Wednesday, June 24, 2020

MST3K Top 25: #25, "Alien From L.A."

A while back, my wife sent me a top 25 list of MST3K episodes, and we've gradually been working our way through them during quarantine, at the rate of one or two a week. The boys love Mike and/or Joel and/or Jonah and the bots, so it's a nice time to gather 'round and laugh together. Because Facebook is basically my living room and I generally end up talking about bad movies with people in my living room, imma gonna do that now.

 

The first movie on the list is "Alien From L.A.," a Golan Globus production directed by Albert Pyun. People who are at all into B-movies are already groaning and rolling their eyes - Golan Globus and Cannon Films are among the worst studios ... ever, really, and Albert Pyun was one of their favourite directors because he was cheap, and worked fast.

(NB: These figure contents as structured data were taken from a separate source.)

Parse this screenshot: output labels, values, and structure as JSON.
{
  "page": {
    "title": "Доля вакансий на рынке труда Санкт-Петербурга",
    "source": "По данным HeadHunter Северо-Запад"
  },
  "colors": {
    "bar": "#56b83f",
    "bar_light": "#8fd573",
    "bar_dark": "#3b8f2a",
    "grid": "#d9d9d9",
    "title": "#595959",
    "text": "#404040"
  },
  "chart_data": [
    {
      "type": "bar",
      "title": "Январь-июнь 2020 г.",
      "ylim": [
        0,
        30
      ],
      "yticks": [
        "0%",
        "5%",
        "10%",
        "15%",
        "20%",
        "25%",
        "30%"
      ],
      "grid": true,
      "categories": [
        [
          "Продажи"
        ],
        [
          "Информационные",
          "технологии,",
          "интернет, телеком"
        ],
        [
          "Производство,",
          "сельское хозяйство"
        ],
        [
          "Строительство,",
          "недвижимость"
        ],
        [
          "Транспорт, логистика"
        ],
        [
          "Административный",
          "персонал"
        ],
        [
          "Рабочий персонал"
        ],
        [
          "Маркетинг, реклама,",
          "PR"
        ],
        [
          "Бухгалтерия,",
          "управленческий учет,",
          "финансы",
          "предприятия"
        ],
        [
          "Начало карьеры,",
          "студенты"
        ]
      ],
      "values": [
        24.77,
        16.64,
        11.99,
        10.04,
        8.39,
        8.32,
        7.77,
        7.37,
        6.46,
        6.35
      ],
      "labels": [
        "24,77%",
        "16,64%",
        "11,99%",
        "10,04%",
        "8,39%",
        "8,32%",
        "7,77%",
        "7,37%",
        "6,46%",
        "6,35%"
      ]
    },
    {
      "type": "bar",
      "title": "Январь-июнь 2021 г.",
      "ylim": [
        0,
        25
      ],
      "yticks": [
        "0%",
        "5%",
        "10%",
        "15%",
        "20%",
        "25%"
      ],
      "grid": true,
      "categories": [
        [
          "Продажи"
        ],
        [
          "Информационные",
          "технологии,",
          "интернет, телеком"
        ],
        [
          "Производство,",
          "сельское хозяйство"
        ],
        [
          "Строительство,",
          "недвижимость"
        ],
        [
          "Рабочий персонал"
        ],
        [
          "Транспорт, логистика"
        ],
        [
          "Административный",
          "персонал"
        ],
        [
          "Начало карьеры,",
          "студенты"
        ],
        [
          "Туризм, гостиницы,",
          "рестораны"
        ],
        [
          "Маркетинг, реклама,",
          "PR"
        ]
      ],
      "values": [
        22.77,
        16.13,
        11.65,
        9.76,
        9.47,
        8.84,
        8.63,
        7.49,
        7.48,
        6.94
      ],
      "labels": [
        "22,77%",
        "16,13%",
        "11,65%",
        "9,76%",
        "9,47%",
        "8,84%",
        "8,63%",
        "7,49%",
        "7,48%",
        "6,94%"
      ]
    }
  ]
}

He's probably best known for the 1990 Captain America movie, which is as terrible a movie as can exist and is a part of the genuinely terrible decisions that nearly drove Marvel Comics out of business.

 

That’s a story for another time, though, as there’s more than enough terribleness in “Alien From L.A.” for me to talk about. The movie came out in 1988, and is … loosely science fiction, so, of course, it had to have a gimmick. The first involves a shy, unattractive, nerdy heroine making a journey to the center of a hollow earth where she meets threatening weirdos who teach her the real meaning of self-esteem, such that when she returns to the surface, she is a bolder, more confident person.



The sec
ond, stranger gimmick, is that the shy, nerdy heroine is played by Kathy Ireland. Yes, that Kathy Ireland. In order to make us believe that Kathy frickin’ Ireland is unattractive, they dress her as frumpily as possible, give her glasses so massive and thick they could be used to focus an industrial laser and instruct her to talk in a high-pitched voice that sounds like some combination of nails on a chalkboard and a small child screaming. It’s genuinely the worst part of the entire part, and you’d better believe that Mike and the bots take every opportunity they can to make fun of it.

 

Our movie begins with her dad falling to his apparent death “in Africa,” before cutting to Los Angeles where young Wanda Saknussemm (that is not a spelling error) is dumped by her hunky boyfriend (Don Michael Paul) because they’re incompatible. And, frankly, he’s right, because she’s freakishly annoying and he has at least the vestiges of a personality.

 

She gets the letter about her father’s death, which leads to some immediate questions. Her father’s “death” consisted of going up a set of stairs in what looked to be an Egyptian tomb in the basement of an abandoned house, completely alone. I mean, saying that her father vanished would make sense, but the plot requires that she be pining for her father for the entire movie, so, here we are. By the way, as Mike and the bots point out, her emotional reaction to absolutely everything is staring absently into the middle distance, so we don’t get much actual pining. This is par for the course with a Pyun film - the plot and characters just sort of mill around on screen for the running time of the movie, and then it ends. Aren’t you looking forward to the plot description?

 

Well, it’s pretty short, really. Wanda heads off to “Africa,” where she goes to the same abandoned house and falls down the same hole at the top of the same stairs. She wakes up in an underground dystopia that looks like every single lava level that every single video game in the 90s had, with mostly red and purple rocky backdrops and periodic gouts of flame. There she and an underground dweller face off against a group of toughs where she learns that the underground is pretty much a hardscrabble dystopia, and loses the first layer of her unattractiveness - those massive glasses and her frumpy over-sweater.

 

And here’s where the meandering begins. She and the underground dweller, who inexplicably is attempting an Australian accent, go to the big city where it turns out that people from the surface world are wanted, for reasons. Well, sort of. For some reason, the powers that be don’t want anyone to be aware of the surface world, which is why they announce that she’s in the city over their public address system. After a costume change, she ends up hunted in a confusing series of “action” shots where she loses and gains at least two additional male love interests before finding her father and returning to the surface world. We close with her confronting her formal male love interest, now dressed as one expects Kathy Ireland to be dressed in the 80s - in a revealing bathing suit.

 

That’s … that’s it. That’s the movie, folks. It’s one hour and twenty-seven minutes of Kathy Ireland talking in a high-pitched, nasally voice and a whole bunch of questionable costume choices.

 

Final Rating: D-. This is a low rating, even for an Albert Pyun file, but even for him this is a cheap, generic sort of movie. There isn’t a single scene worth watching, really, and despite its short running time it still manages to feel plodding and slow. Do not watch without the MST3K crew, or an equal astute group of jokesters.